Tanto el padre como yo nos quedamos embobados mirando a la pantallita, sin saber qué decir ante tal revelación. Era él, nuestro hijo, el que se pone loco de contento cada vez que tomo algo de chocolate blanco o me tumbo en la cama boca arriba antes de dormir. Y estaba ahí, tranquilo, dejándonos ver sus primeros gestos y sus primeros bostezos.

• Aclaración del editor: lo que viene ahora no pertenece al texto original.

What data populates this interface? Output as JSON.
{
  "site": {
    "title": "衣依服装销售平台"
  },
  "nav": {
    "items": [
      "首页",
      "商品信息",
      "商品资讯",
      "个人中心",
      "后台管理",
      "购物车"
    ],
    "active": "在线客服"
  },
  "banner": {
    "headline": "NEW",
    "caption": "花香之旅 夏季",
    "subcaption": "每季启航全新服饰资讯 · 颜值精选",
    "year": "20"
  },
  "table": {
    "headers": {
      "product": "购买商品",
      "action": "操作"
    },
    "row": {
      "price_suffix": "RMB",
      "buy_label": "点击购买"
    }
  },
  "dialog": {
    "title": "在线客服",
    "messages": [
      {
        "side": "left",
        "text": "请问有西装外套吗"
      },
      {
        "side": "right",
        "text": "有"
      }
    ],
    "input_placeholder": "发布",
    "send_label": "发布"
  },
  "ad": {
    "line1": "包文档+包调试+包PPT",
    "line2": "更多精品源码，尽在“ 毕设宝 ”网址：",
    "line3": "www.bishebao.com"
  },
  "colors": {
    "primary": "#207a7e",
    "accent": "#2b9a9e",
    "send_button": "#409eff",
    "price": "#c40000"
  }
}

Después de babear durante media hora y ponernos un poco moñas, el médico tuvo a bien enseñarnos el resto de su anatomía, confirmándonos que sigue siendo un chico y que todo evoluciona adecuadamente. También nos informó de que Adrián pesa ya casi un kilo y de que, por la medida del fémur, va a ser tirando a alto. En eso no hay duda: ha salido al padre. En el resto… las apuestas familiares también están claras: ¡se parece a mí! En la nariz, en los mofletes y, aunque yo no termino de verlo, en «esos morritos».

Y qué ilusión más tonta hace, oye. ¡Quién me lo iba a decir! Yo, la tía más con más complejos del universo, más contenta que unas pascuas porque parece que mi hijo se me va a dar un aire. Pues sí que es raro esto de la (pre)maternidad.